The authors of Crucial Conversations followed hundreds of top performing executives in attempt to ascertain why they were excelling beyond their peers. What is that indefinable interpersonal quality that makes someone a great leader?
The book details their findings and translates them into simple tools that can be used to enhance your conversational acuity. When I first read the book, I was astonished at how much these tools focused on emotions: it seems that emotional awareness is the key to business success.
While it is no substitute for reading the book, here is a brief overview of the lessons I learned from Crucial Conversations and how they transformed my life:
1. The Missing Emotional Link
Crucial Conversations opened my eyes to the fact that there is a link in the chain of human emotions which flies under the radar. Most people assume that their emotional reactions are the result of situations, with the situation acting as the causal mechanism. This assumption overlooks the missing link: the story.
When we react to a situation, we tell ourselves a story, which in turn generates our emotional state. Every person’s story will be different, and is almost always defined by their past experiences. The story we tell defines our emotions by presuming the intentions of the other person, which may not reflect the reality of the situation. Therefore, by becoming aware of this missing link and striving to examine and rewrite our own personal stories, we can become stronger and more compassionate conversationalists.
This link between human emotions and individual stories frequently goes unnoticed, unappreciated and unexamined, and as a result our conversations and relationships suffer. Understanding this invisible link between human emotions has changed my life and transformed my relationships, personal and professional, for the better.
2. Breaking Bad News
The time will come when every business leader has to break some unwelcome news, and it is inevitably a painful task. As heart wrenching as it may be, a true leader will strive to approach these difficult conversations with honesty, kindness and positivity.

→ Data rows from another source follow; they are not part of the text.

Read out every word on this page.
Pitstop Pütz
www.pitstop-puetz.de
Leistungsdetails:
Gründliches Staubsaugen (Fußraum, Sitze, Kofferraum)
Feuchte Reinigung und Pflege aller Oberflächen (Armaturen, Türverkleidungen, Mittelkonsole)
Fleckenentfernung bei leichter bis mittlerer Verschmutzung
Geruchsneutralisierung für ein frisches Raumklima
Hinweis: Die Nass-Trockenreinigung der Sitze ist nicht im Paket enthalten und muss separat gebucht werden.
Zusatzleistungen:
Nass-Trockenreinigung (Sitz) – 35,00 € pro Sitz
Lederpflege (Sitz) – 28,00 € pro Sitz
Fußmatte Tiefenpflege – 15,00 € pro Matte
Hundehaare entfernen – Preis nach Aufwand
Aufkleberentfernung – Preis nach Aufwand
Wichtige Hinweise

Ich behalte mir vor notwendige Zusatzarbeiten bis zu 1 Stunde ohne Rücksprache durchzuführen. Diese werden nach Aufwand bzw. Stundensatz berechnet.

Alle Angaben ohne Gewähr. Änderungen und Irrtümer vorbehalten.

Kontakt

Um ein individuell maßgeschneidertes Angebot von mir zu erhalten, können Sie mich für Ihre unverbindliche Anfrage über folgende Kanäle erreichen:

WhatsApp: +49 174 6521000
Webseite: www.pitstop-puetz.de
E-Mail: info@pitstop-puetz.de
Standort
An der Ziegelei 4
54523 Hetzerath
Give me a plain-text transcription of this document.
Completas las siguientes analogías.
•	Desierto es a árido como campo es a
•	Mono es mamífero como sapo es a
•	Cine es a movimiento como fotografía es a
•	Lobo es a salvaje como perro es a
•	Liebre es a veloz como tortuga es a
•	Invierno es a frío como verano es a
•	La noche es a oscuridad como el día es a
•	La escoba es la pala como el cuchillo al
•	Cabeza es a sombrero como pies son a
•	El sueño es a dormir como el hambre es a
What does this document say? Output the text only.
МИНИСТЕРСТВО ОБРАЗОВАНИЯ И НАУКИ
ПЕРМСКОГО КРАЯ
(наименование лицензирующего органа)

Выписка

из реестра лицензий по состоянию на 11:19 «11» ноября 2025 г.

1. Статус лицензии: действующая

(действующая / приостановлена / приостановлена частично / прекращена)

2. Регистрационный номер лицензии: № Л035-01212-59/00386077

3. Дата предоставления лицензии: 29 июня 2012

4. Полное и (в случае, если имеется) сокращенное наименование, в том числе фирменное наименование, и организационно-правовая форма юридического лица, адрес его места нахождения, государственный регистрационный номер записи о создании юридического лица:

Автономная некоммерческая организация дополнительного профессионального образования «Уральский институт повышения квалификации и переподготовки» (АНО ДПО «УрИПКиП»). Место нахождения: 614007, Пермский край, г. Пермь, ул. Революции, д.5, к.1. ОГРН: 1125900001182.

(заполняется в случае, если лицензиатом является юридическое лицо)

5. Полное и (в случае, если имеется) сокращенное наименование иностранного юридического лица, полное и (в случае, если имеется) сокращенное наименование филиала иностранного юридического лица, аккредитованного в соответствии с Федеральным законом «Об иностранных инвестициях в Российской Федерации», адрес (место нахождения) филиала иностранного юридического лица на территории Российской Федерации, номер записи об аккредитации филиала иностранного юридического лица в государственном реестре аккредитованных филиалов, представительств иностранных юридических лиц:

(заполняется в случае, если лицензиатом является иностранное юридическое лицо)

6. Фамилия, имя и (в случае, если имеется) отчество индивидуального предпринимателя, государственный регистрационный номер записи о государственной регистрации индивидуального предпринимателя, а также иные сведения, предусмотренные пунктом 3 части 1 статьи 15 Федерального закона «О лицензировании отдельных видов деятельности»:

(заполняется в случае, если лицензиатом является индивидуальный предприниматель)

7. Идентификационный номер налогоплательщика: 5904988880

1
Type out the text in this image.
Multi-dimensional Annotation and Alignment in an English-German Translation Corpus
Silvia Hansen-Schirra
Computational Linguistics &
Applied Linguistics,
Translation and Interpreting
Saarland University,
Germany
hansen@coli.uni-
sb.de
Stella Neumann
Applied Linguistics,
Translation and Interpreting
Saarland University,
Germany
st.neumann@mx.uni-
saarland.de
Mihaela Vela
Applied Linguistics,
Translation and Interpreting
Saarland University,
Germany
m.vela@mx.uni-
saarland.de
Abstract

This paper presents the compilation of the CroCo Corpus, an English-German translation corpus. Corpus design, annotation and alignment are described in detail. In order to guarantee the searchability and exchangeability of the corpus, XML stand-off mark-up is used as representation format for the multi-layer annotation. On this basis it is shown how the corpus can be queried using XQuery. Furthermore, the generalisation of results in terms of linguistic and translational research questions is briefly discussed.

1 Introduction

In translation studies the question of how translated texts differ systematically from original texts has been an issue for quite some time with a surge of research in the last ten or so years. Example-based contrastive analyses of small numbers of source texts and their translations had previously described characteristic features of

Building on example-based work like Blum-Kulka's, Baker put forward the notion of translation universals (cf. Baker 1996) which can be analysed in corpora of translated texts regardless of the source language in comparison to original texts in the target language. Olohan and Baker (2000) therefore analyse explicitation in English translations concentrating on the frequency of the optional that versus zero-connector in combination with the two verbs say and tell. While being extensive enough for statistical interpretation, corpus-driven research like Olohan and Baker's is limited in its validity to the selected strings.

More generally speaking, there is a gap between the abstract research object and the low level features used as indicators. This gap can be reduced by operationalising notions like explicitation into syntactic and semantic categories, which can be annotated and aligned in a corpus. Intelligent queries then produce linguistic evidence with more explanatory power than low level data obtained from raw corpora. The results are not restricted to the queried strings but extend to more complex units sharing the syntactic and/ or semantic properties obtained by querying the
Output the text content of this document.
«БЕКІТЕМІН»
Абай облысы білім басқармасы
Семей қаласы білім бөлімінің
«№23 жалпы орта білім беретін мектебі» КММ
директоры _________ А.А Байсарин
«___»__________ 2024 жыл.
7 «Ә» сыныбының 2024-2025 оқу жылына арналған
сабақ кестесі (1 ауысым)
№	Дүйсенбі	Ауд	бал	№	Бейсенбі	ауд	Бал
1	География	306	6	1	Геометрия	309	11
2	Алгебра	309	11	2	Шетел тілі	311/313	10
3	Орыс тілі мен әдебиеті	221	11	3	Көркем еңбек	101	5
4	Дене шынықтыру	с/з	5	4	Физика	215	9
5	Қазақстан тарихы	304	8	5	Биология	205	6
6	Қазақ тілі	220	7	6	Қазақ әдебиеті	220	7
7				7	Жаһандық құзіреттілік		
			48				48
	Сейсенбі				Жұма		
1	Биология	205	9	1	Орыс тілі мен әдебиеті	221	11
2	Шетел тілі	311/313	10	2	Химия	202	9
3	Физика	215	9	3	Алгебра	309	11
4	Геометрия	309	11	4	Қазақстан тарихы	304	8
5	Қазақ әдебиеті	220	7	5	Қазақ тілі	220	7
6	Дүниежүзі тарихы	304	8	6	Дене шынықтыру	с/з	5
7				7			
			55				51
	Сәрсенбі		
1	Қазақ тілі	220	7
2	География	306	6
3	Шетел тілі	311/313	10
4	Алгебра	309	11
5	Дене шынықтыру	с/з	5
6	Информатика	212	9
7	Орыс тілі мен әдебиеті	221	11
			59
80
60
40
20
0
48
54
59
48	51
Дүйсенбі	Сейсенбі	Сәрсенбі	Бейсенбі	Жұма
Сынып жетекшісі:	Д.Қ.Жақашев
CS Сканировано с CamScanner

It is not uncommon for leaders who are faced with difficult conversations, for example informing staff of redundancies, to retreat into a hardened emotional state in order to try and safeguard their own emotional wellbeing.
However, this can be a costly mistake, and will likely do both parties a disservice in the long run.
3. Repairing A Broken Dialogue
Sometimes, despite the best efforts of both parties, a working relationship will deteriorate to the point where it is no longer functional. There are many reasons that this can come about, and the first step towards reparation is acknowledging what went wrong.
The most difficult part of repairing a broken relationship can be offering a sincere apology for your own mistakes. It is never easy to admit that you have been wrong, but you will inevitably grow from the experience.
Following on from apologising for past mistakes, it is important to find common ground with the other party. Where this is a struggle, it is often beneficial to talk about the big picture, as you will more often than not be able to identify a broad mutual purpose.